Lettre à mon premier ministre

Monsieur le Premier Ministre François Legault, Monsieur le Ministre de l’Environnement et de la Lutte contre les changements climatiques Benoît Charette, ainsi que tous les député(e)s de l’Assemblée nationale du Québec.

Je vous remercie de prendre le temps de me lire aujourd’hui, reconnaissant que la récente reprise des travaux parlementaires à l’Assemblée nationale ne doit pas être de tout repos.

Au cours de ma longue carrière de plongeur cinéaste, j’ai vu les plus beaux paysages sous-marins à plusieurs endroits autour de la planète. Toutefois, j’ai été également aux premières loges pour voir l’impact des changements climatiques sur ces mêmes écosystèmes marins.

Je suis reconnu pour mes plongées en Arctique, où les changements s’opèrent à pleine vitesse.

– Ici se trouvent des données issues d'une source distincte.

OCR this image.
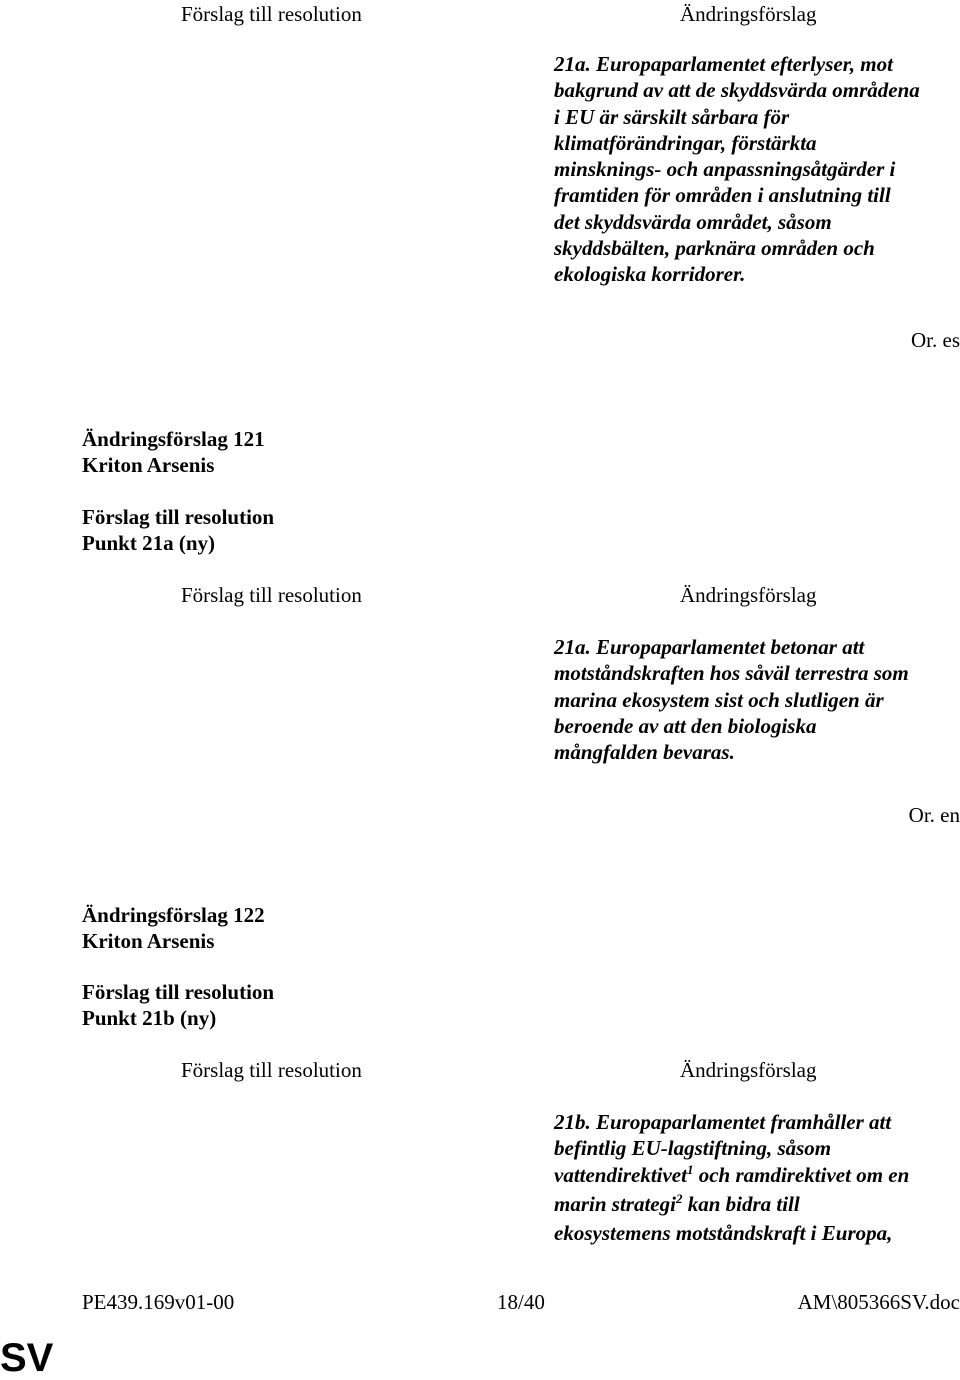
Förslag till resolution	Ändringsförslag
21a. Europaparlamentet efterlyser, mot
bakgrund av att de skyddsvärda områdena
i EU är särskilt sårbara för
klimatförändringar, förstärkta
minsknings- och anpassningsåtgärder i
framtiden för områden i anslutning till
det skyddsvärda området, såsom
skyddsbälten, parknära områden och
ekologiska korridorer.
Or. es
Ändringsförslag 121
Kriton Arsenis
Förslag till resolution
Punkt 21a (ny)
Förslag till resolution	Ändringsförslag
21a. Europaparlamentet betonar att
motståndskraften hos såväl terrestra som
marina ekosystem sist och slutligen är
beroende av att den biologiska
mångfalden bevaras.
Or. en
Ändringsförslag 122
Kriton Arsenis
Förslag till resolution
Punkt 21b (ny)
Förslag till resolution	Ändringsförslag
21b. Europaparlamentet framhåller att
befintlig EU-lagstiftning, såsom
vattendirektivet$^1$ och ramdirektivet om en
marin strategi$^2$ kan bidra till
ekosystemens motståndskraft i Europa,
PE439.169v01-00	18/40	AM\805366SV.doc
SV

J’ai également eu l’occasion de plonger tout le long de notre fleuve majestueux, jusqu’à chez nous, aux Îles-de-la-Madeleine, au coeur du golfe du Saint-Laurent. Une bonne partie du Québec est bâtie le long de ce corridor fluvial, ce qui nous rend plus vulnérables à chaque addition de perturbation environnementale. Le moindre changement du niveau, de la température ou de la chimie de l’eau pourrait avoir des impacts importants sur les écosystèmes ou les infrastructures. Par conséquent, ce n’est pas qu’une question théorique, c’est plutôt l’économie de la province, celle-là même qui vous préoccupe, qui va en prendre pour son rhume.

Ceci dit, je n’ai pas besoin de vous rappeler en détail les récents avis scientifiques de grandes organisations mondiales spécialisées en environnement, qui vont tous dans le même sens, à savoir qu’il y a urgence d’agir pour inverser la tendance avant qu’il ne soit trop tard. L’année 2018 est assurément un moment significatif de votre implication politique. Elle a été marquée par l’élection de votre parti ayant à coeur de mener le Québec à un meilleur destin. Malheureusement, on a pu lire dans les médias récemment que 2018 se classe au quatrième rang des années les plus chaudes jamais enregistrées sur terre.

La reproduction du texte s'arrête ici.